Wigan’s Sean O’Loughlin feels that being in good shape mentally is vitally important to any rugby league player.
As well as helping with an individual’s life and general health, being mentally sharp can also improve on-field performance.
“It’s very important, both from a health and performance point of view,” O’Loughlin told State of Mind.
“Having a clear mind, not being stressed about things and having a clear focus is massively important for your game.
“It’s like being prepared fitness-wise and physically, the mental side of things is up there and as important as that.”
Staying mentally healthy can often come down to being able to speak to the right people when the pressure builds up, according to the Wigan star.
Being able to balance rugby with other things in life, such as time away or hobbies, is also vital to players in his view.
“The most important thing is the people around you being able to talk about things,” he added.
“But also another huge one is the players and staff at the club. You spend a lot of time with the players you work with, your colleagues, and your coaches.
“We now have people in a support role at the club too.
“It’s important that when you need to get something off your chest, that there’s a network to go through, like the welfare manager at the club.
“Having a chat with them is really important, too.
“Rugby league’s a tough job, but it’s not just the time you spend at the club.
“You go away from that, and you’re thinking about your game, you’re thinking about whether you’ve played well, about your form and how to get better, all the time you’re away from the club.
“So having time with your family, just going out and doing something, hobbies, other forms of work, being able to do that is good.
“Constantly thinking about rugby becomes a bit of burden sometimes, so it’s good to go away and freshen up and come back the day after.
“Sometimes then the troubles you’ve had the day before don’t seem as bad when you’ve had a night’s sleep and you’ve had some time to think about things.”
O’Loughlin feels that any young player suffering with a psychological issue should take the important first step of telling someone about it.

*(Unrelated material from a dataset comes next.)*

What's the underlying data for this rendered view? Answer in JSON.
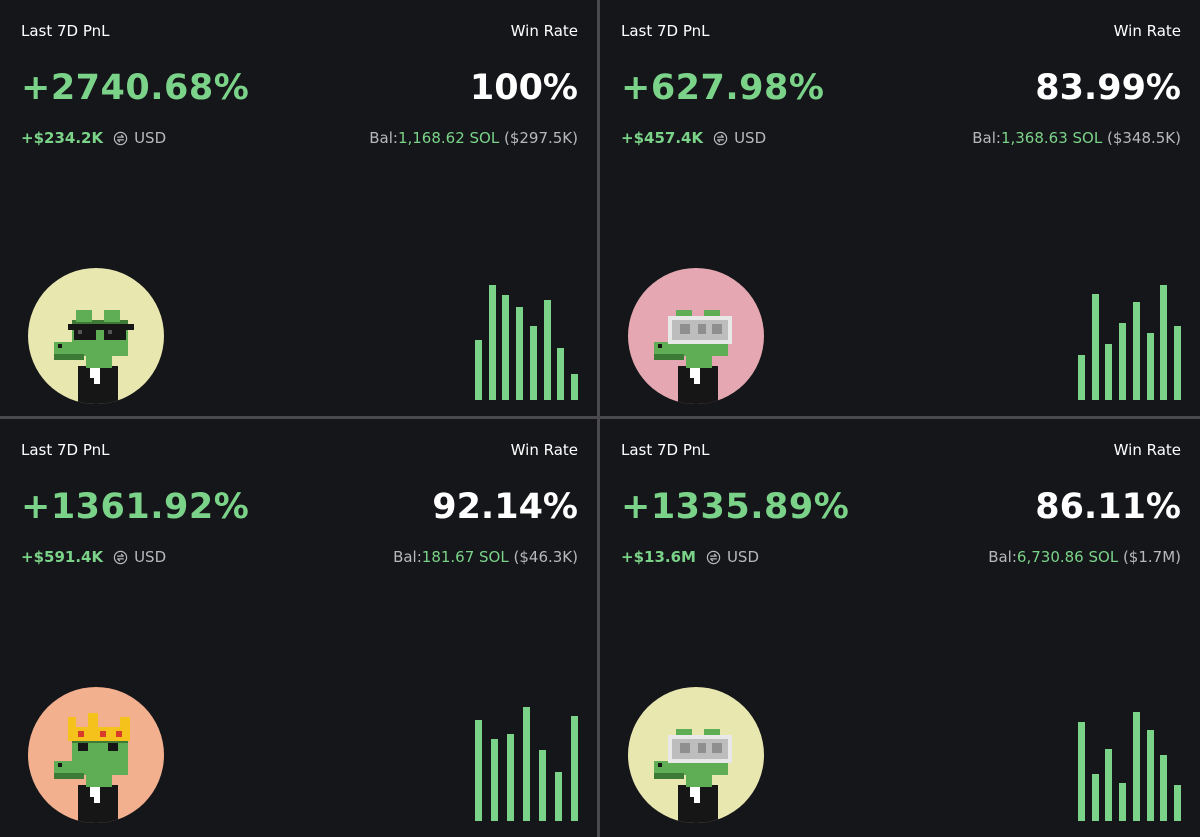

Once they have done that, issues often begin to look a lot less clouded.
“I think the most important thing is to speak to people about it,” he said.

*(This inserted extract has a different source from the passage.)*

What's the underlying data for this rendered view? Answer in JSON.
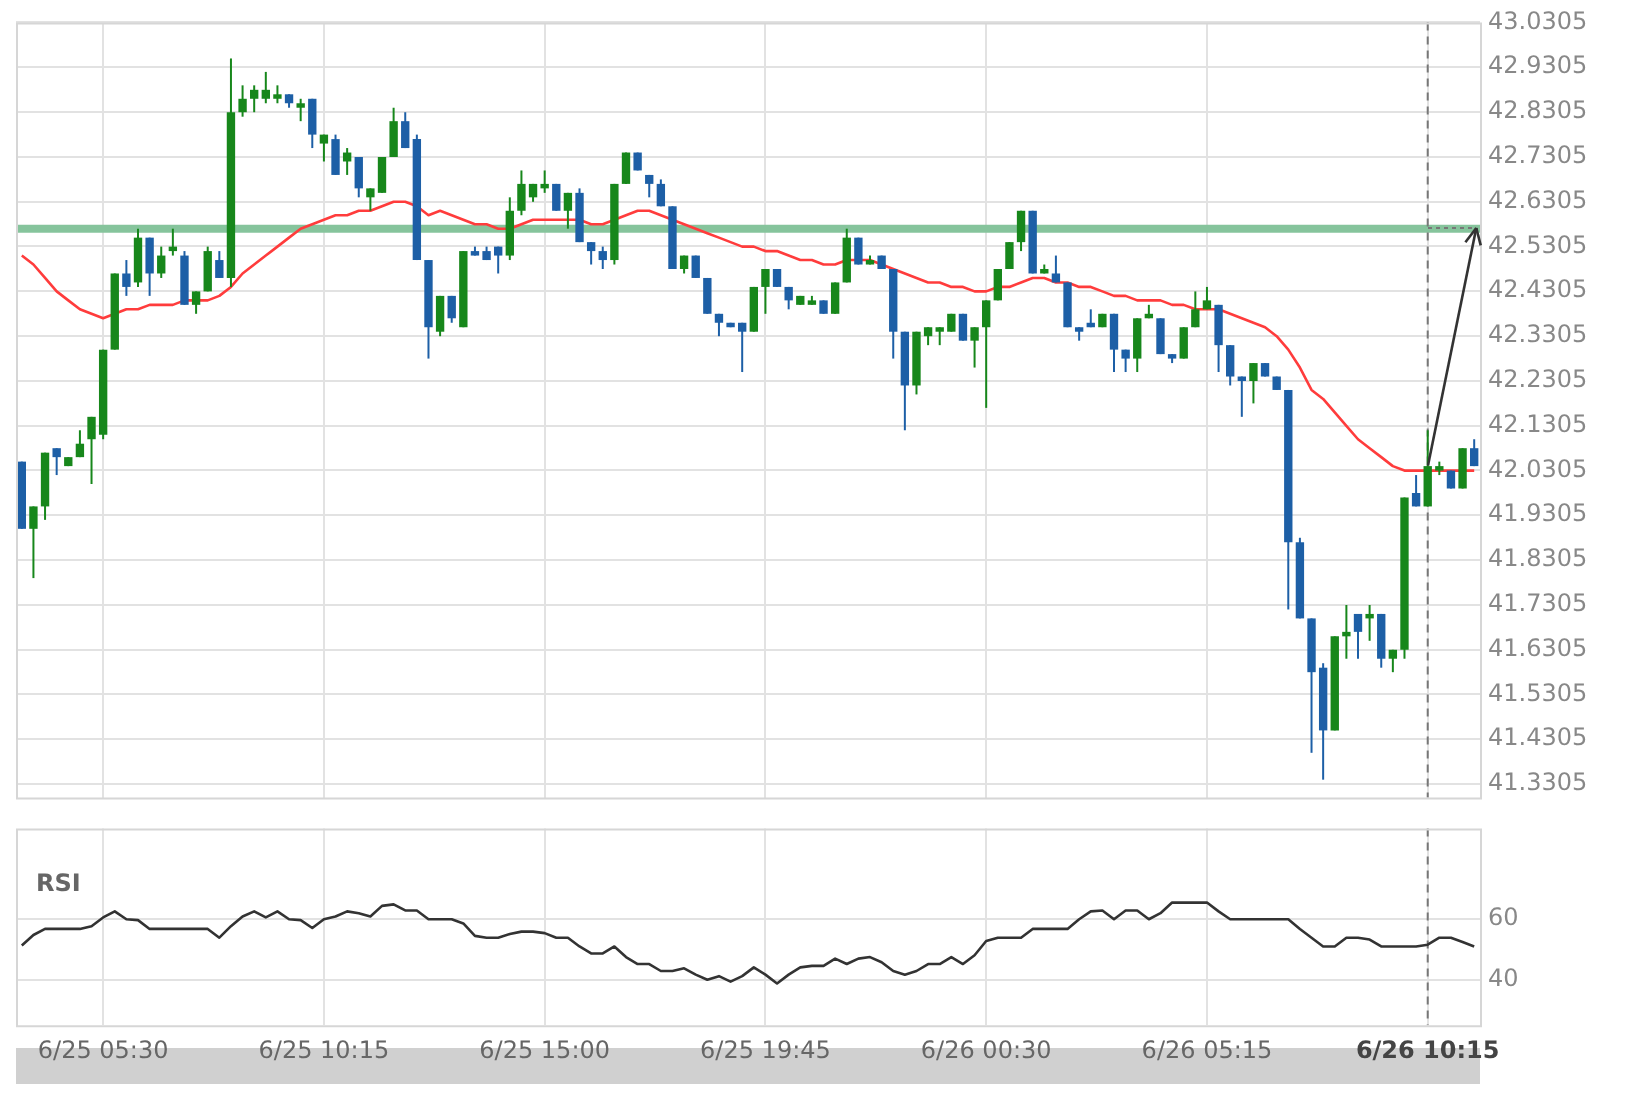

“Whether that’s someone at home, with your family, or another player or colleague, maybe a more senior player.
“Having someone who will lend you an ear is massive. You feel a lot better once you’ve spoken about it, and a problem doesn’t seem as bad.”
State of Mind takes over Super League in Round 25 for the games on the weekend of August 28-31. Look out for volunteers providing information on mental health at all grounds across the weekend.